Ich besehe mir den Mann genauer. Er sieht wirklich gut aus und ich kann Mama nicht verübeln, dass sie ihn gerne als Freund hatte. Etwas anderes will ich mir zwischen den beiden nicht vorstellen.
„Joel“, sagt Marco und sieht mich an. „Ich weiß, dass du selbst fit am Computer bist und ich glaube, du weißt längst, was noch auf dem Laptop ist und was nicht.“
Nun werde ich auf alle Fälle rot und fühle mich durchschaut.
„Also, warum bist du wirklich hier?“
Was soll ich sagen?
Weil ich gar nichts sage, erklärt Marco leise: „Deine Mutter hat viel von dir erzählt. Immer und ständig. Joel hier, Joel da, Joel ist das Wichtigste. Ich wollte dich aufsuchen, als das mit ihr passierte. Aber ich war selbst zu geschockt.“ Er sieht auf seine Hände.
Ich weiß immer noch nicht, was ich sagen soll.
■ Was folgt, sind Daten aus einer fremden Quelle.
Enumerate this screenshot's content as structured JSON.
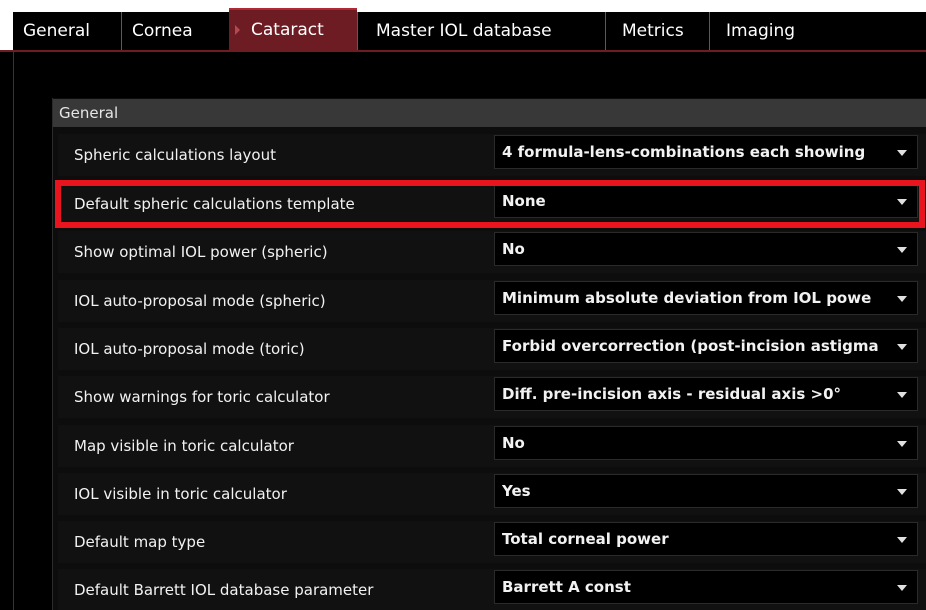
{
  "tabs": [
    "General",
    "Cornea",
    "Cataract",
    "Master IOL database",
    "Metrics",
    "Imaging"
  ],
  "active_tab": "Cataract",
  "section": {
    "title": "General"
  },
  "settings": [
    {
      "label": "Spheric calculations layout",
      "value": "4 formula-lens-combinations each showing"
    },
    {
      "label": "Default spheric calculations template",
      "value": "None"
    },
    {
      "label": "Show optimal IOL power (spheric)",
      "value": "No"
    },
    {
      "label": "IOL auto-proposal mode (spheric)",
      "value": "Minimum absolute deviation from IOL powe"
    },
    {
      "label": "IOL auto-proposal mode (toric)",
      "value": "Forbid overcorrection (post-incision astigma"
    },
    {
      "label": "Show warnings for toric calculator",
      "value": "Diff. pre-incision axis - residual axis >0°"
    },
    {
      "label": "Map visible in toric calculator",
      "value": "No"
    },
    {
      "label": "IOL visible in toric calculator",
      "value": "Yes"
    },
    {
      "label": "Default map type",
      "value": "Total corneal power"
    },
    {
      "label": "Default Barrett IOL database parameter",
      "value": "Barrett A const"
    }
  ],
  "highlighted_setting": "Default spheric calculations template",
  "colors": {
    "active_tab": "#6e1c23",
    "background": "#000000",
    "highlight": "#e8141e",
    "section_header": "#383838"
  }
}
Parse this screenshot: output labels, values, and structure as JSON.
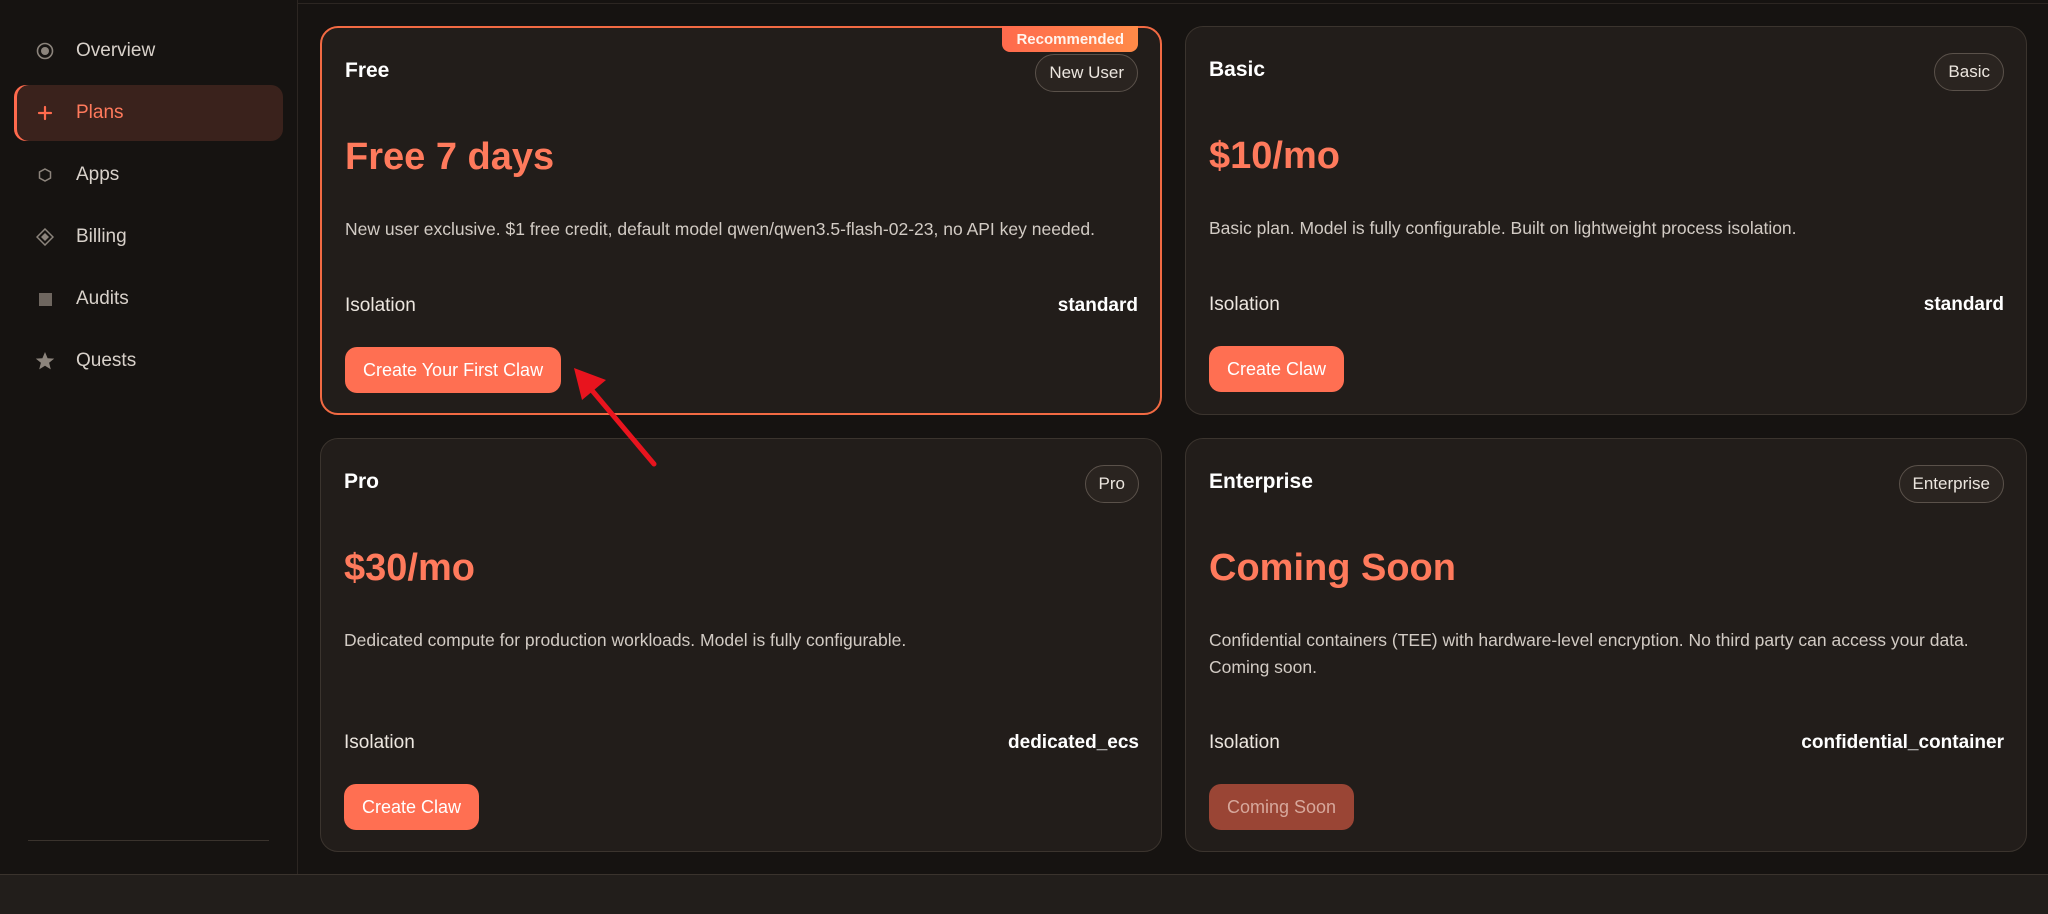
{
  "sidebar": {
    "items": [
      {
        "label": "Overview",
        "icon": "radio-dot-icon"
      },
      {
        "label": "Plans",
        "icon": "plus-icon",
        "active": true
      },
      {
        "label": "Apps",
        "icon": "hexagon-icon"
      },
      {
        "label": "Billing",
        "icon": "diamond-icon"
      },
      {
        "label": "Audits",
        "icon": "square-icon"
      },
      {
        "label": "Quests",
        "icon": "star-icon"
      }
    ]
  },
  "plans": {
    "free": {
      "title": "Free",
      "ribbon": "Recommended",
      "tag": "New User",
      "price": "Free 7 days",
      "description": "New user exclusive. $1 free credit, default model qwen/qwen3.5-flash-02-23, no API key needed.",
      "isolation_label": "Isolation",
      "isolation_value": "standard",
      "button": "Create Your First Claw"
    },
    "basic": {
      "title": "Basic",
      "tag": "Basic",
      "price": "$10/mo",
      "description": "Basic plan. Model is fully configurable. Built on lightweight process isolation.",
      "isolation_label": "Isolation",
      "isolation_value": "standard",
      "button": "Create Claw"
    },
    "pro": {
      "title": "Pro",
      "tag": "Pro",
      "price": "$30/mo",
      "description": "Dedicated compute for production workloads. Model is fully configurable.",
      "isolation_label": "Isolation",
      "isolation_value": "dedicated_ecs",
      "button": "Create Claw"
    },
    "enterprise": {
      "title": "Enterprise",
      "tag": "Enterprise",
      "price": "Coming Soon",
      "description": "Confidential containers (TEE) with hardware-level encryption. No third party can access your data. Coming soon.",
      "isolation_label": "Isolation",
      "isolation_value": "confidential_container",
      "button": "Coming Soon"
    }
  },
  "colors": {
    "accent": "#ff6f52",
    "price": "#ff7a5c",
    "background": "#161311",
    "card": "#221d1a",
    "annotation_arrow": "#e8141e"
  }
}
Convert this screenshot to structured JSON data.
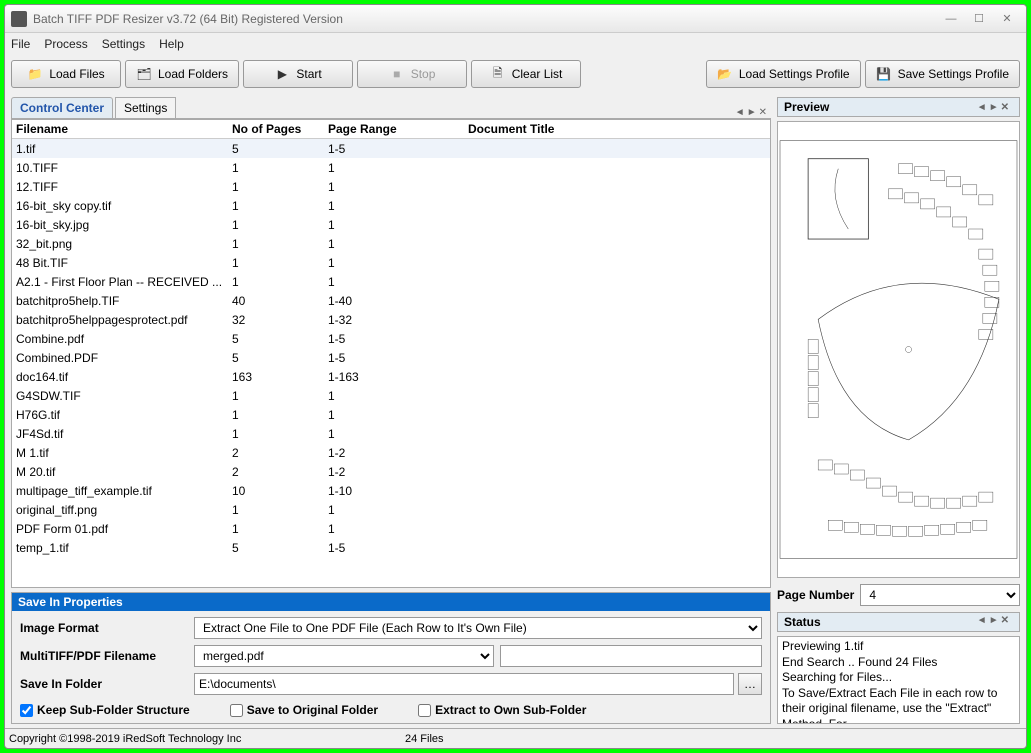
{
  "window": {
    "title": "Batch TIFF PDF Resizer v3.72 (64 Bit)  Registered Version"
  },
  "menu": {
    "file": "File",
    "process": "Process",
    "settings": "Settings",
    "help": "Help"
  },
  "toolbar": {
    "load_files": "Load Files",
    "load_folders": "Load Folders",
    "start": "Start",
    "stop": "Stop",
    "clear_list": "Clear List",
    "load_profile": "Load Settings Profile",
    "save_profile": "Save Settings Profile"
  },
  "tabs": {
    "control_center": "Control Center",
    "settings": "Settings"
  },
  "table": {
    "headers": {
      "filename": "Filename",
      "pages": "No of Pages",
      "range": "Page Range",
      "title": "Document Title"
    },
    "rows": [
      {
        "f": "1.tif",
        "p": "5",
        "r": "1-5",
        "t": ""
      },
      {
        "f": "10.TIFF",
        "p": "1",
        "r": "1",
        "t": ""
      },
      {
        "f": "12.TIFF",
        "p": "1",
        "r": "1",
        "t": ""
      },
      {
        "f": "16-bit_sky copy.tif",
        "p": "1",
        "r": "1",
        "t": ""
      },
      {
        "f": "16-bit_sky.jpg",
        "p": "1",
        "r": "1",
        "t": ""
      },
      {
        "f": "32_bit.png",
        "p": "1",
        "r": "1",
        "t": ""
      },
      {
        "f": "48 Bit.TIF",
        "p": "1",
        "r": "1",
        "t": ""
      },
      {
        "f": "A2.1 - First Floor Plan -- RECEIVED ...",
        "p": "1",
        "r": "1",
        "t": ""
      },
      {
        "f": "batchitpro5help.TIF",
        "p": "40",
        "r": "1-40",
        "t": ""
      },
      {
        "f": "batchitpro5helppagesprotect.pdf",
        "p": "32",
        "r": "1-32",
        "t": ""
      },
      {
        "f": "Combine.pdf",
        "p": "5",
        "r": "1-5",
        "t": ""
      },
      {
        "f": "Combined.PDF",
        "p": "5",
        "r": "1-5",
        "t": ""
      },
      {
        "f": "doc164.tif",
        "p": "163",
        "r": "1-163",
        "t": ""
      },
      {
        "f": "G4SDW.TIF",
        "p": "1",
        "r": "1",
        "t": ""
      },
      {
        "f": "H76G.tif",
        "p": "1",
        "r": "1",
        "t": ""
      },
      {
        "f": "JF4Sd.tif",
        "p": "1",
        "r": "1",
        "t": ""
      },
      {
        "f": "M 1.tif",
        "p": "2",
        "r": "1-2",
        "t": ""
      },
      {
        "f": "M 20.tif",
        "p": "2",
        "r": "1-2",
        "t": ""
      },
      {
        "f": "multipage_tiff_example.tif",
        "p": "10",
        "r": "1-10",
        "t": ""
      },
      {
        "f": "original_tiff.png",
        "p": "1",
        "r": "1",
        "t": ""
      },
      {
        "f": "PDF Form 01.pdf",
        "p": "1",
        "r": "1",
        "t": ""
      },
      {
        "f": "temp_1.tif",
        "p": "5",
        "r": "1-5",
        "t": ""
      }
    ]
  },
  "save_panel": {
    "title": "Save In Properties",
    "image_format_label": "Image Format",
    "image_format_value": "Extract One File to One PDF File (Each Row to It's Own File)",
    "multitiff_label": "MultiTIFF/PDF Filename",
    "multitiff_value": "merged.pdf",
    "multitiff_extra": "",
    "folder_label": "Save In Folder",
    "folder_value": "E:\\documents\\",
    "keep_sub": "Keep Sub-Folder Structure",
    "save_orig": "Save to Original Folder",
    "extract_own": "Extract to Own Sub-Folder"
  },
  "preview": {
    "title": "Preview",
    "page_label": "Page Number",
    "page_value": "4"
  },
  "status": {
    "title": "Status",
    "lines": [
      "Previewing 1.tif",
      "End Search .. Found 24 Files",
      "Searching for Files...",
      "To Save/Extract Each File in each row to their original filename, use the \"Extract\" Method. For"
    ]
  },
  "statusbar": {
    "copyright": "Copyright ©1998-2019 iRedSoft Technology Inc",
    "files": "24 Files"
  }
}
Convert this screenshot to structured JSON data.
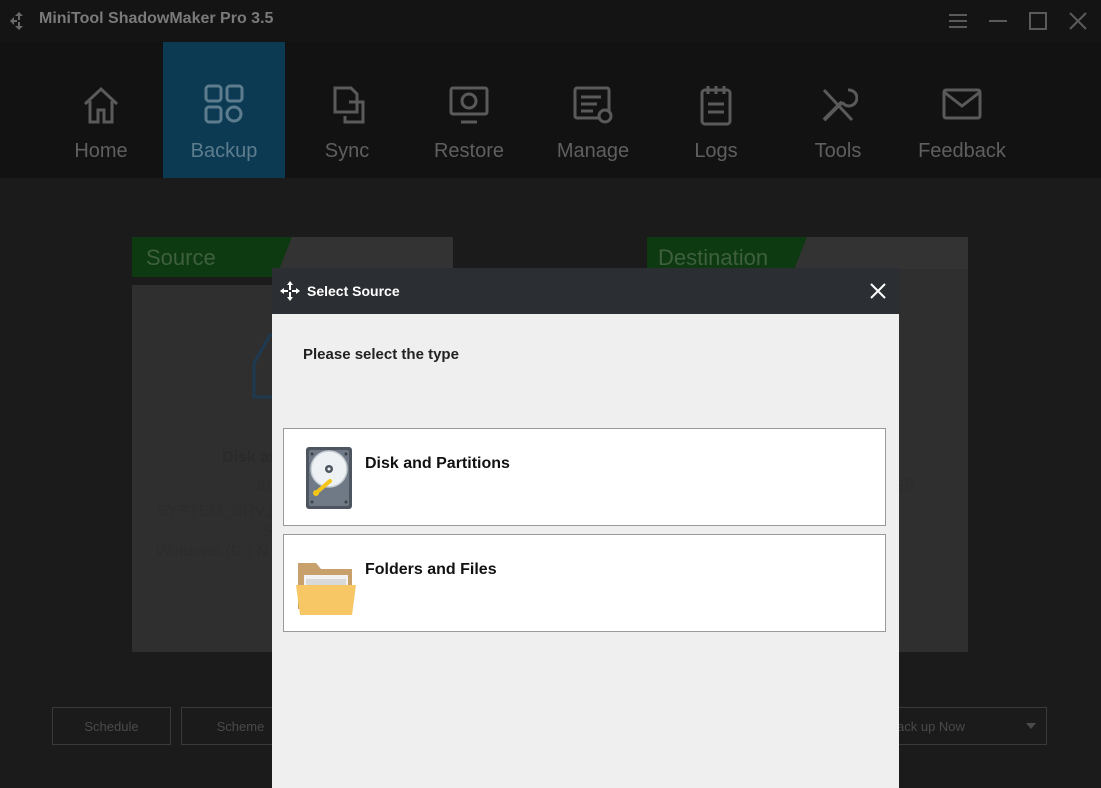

Er sieht auf. „Und nun bist du hier und sitzt auf meinem Sofa.“
Ich trinke einen Schluck Bier, weil ich einfach nicht weiß, was ich dazu sagen kann.
Marco erhebt sich ruckartig und sieht auf mich hinunter. Dann trinkt auch er einen Schluck aus seiner Flasche und raunt leise, als er zum Fenster geht: „Cecilia hat sich immer Sorgen gemacht, was passiert, wenn ihr mal etwas zustößt. Das war eine ihrer Hauptsorgen.“
Er sieht aus dem Fenster und ich starre auf seinen breiten Rücken.
„Sie hat aber nie gesagt, dass ich mich kümmern soll. Niemals.“
Ich bin von seinen Worten überrascht und frage mich, ob er meint, dass ich deshalb hergekommen bin.
Plötzlich dreht er sich um und in seinem Blick liegt etwas, das mich erschreckt. „Wer war für dich da, als das mit deiner Mutter passierte? Wer hat sich um dich gekümmert?“ Er klingt aufgebracht und wütend.
Ich erwidere verunsichert: „Onkel Andreas.“
Seine ganze Gestalt, die wie zum Angriff gespannt war, scheint zusammenzusinken. „Cecilias Bruder“, raunt er nur und klingt seltsam niedergeschlagen.
Ich bin überrascht, dass Marco ihn kennt. Scheinbar weiß er eine Menge über unsere Familie. Ich nicke.
„Sonst niemand? Kam niemand sonst?“, brummt er plötzlich, als glaube er mir nicht.
Ich bin über seine Frage verwirrt und schüttele den Kopf.
Marco geht zu seinem Sessel zurück und lässt sich hineinfallen. Leise und mehr zu sich selbst murmelt er: „Dann gab es wirklich niemand anderen?“
Ich bin verwirrt. Aber ich sage, weil ich denke, es ist wichtig. „Nur Onkel Andreas.“
Marco nickt und seine dunklen Korkenzieherlocken fallen über sein Gesicht, wie ein Vorhang, als er sich vornüberbeugt und die Arme auf seinen Beinen abstützt.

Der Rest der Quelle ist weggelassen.